Keep receipts for any HSA payments in case the IRS chooses to audit your HSA account.
Contribution Timing
Specific tax penalties can apply to your account if you apply for Social Security and do not stop contributions at least six months before applying.
Not 100% Eligibility
One downside to using an HSA is that if you are on Medicare or claimed as dependent on someone else’s tax return, you will not qualify for an HSA.
High-Deductible Health Plans Only (HDHP)
If you do not have an HDHP, you will not be able to use an HSA.
HSA Card Rejection
It’s good to know that not all stores will take HSA debit cards, so be aware that you might sometimes need to pay out of pocket and get reimbursed by your HSA institution.
End of Contributions
Once you reach age 56, which is the age when people can apply for Medicare, you cannot add any contributions, including catchups, to an HSA even if you are still employed.
Now it is time to look at the benefits of getting an HSA for you and your family.
The top 10 benefits of having a Health Savings Account
Here are the pros for this account type:
1. Tax Advantages
Compared to 401(k) accounts, HSAs offer more tax benefits such as pre-tax funds, employer or relative contributions, untaxed withdrawals for eligible medical expenses, and tax-deductible benefits, even if you’re unemployed, non-taxed interest averaging about 0.01%, and investment opportunities.
2. No Deposit to Open
Most HSAs do not require a minimum deposit to open an account.
3. Balances Can Roll Over
Unlike an FSA, where there’s a “use it or lose it” policy each year, HSA balances roll forward yearly.
You will not need to worry about spending your funds at a specific time.
4. HSAs are Portable
An HSA is portable.

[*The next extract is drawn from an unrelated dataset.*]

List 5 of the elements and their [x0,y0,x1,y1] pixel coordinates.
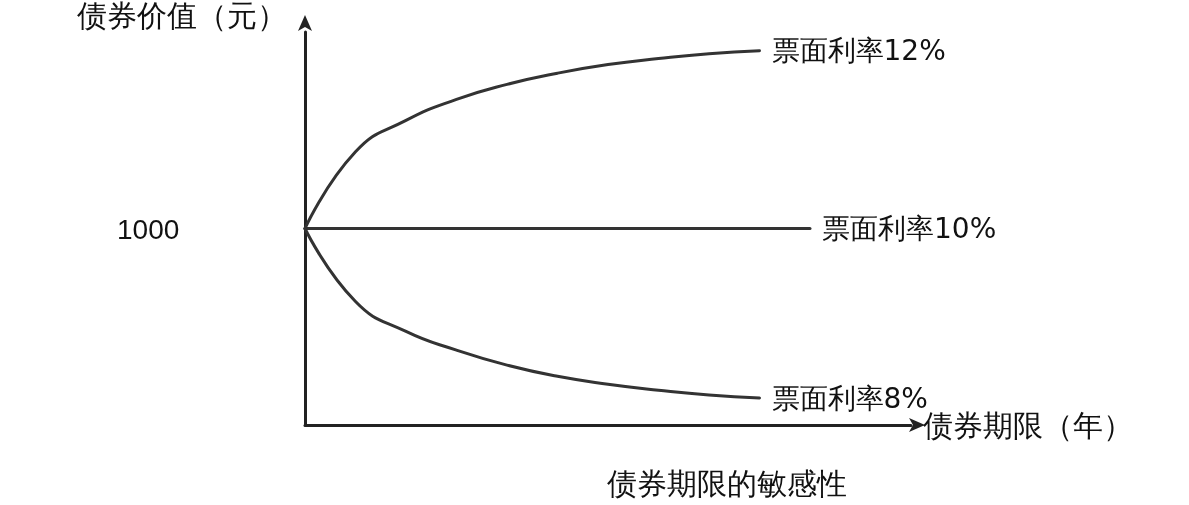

This means that you, not your employer, own the account. If you leave your job, your HSA travels with you. Since an HSA is a bank account with your name, you can control when and how you use the money even if you change your health insurance plan.
5. HSAs Are Eligible to Be Insured
For people concerned about losing money put into an HSA, the good news is that HSAs are held by FDIC-insured banks or credit unions, insured for up to $250,000 per person per account.
6. Other People Can Contribute
Worried you cannot contribute as much as you’d like to your future health savings? With an HSA, you aren’t the only one who can put money in the account. Friends, family, or even your employer can fund your account.
However, the IRS does limit how much people can add to the account.
7. HSAs Carry Family Benefits
If you have a family, you already know that healthcare for everyone can add up. That is why an HSA can offer a good option for your spouse and dependent children if they’re not covered under your high-deductible health plan.
8. They Can Pay for Medicare Premiums
Once you retire, you can use HSA funds to cover premiums for Medicare or Medicare Advantage plans. At the same time, an HSA can’t pay for Medigap policies.
9. It’s Easy to Transfer Funds
Since an HSA is a particular bank account, the format makes it easy to transfer funds between your accounts to cover expenses.
10. Many Eligible Types of Expenses
An HSA can offer real benefits for people since they pay for a broad range of coverage, including medical care, dental treatment, and mental health services. You can check out specific expenses under the IRS Publication 502 section on Medical and Dental Expenses.
Eligible expenses include various medical, dental, and mental health services. They are explained in detail in IRS Publication 502, Medical and Dental Expenses.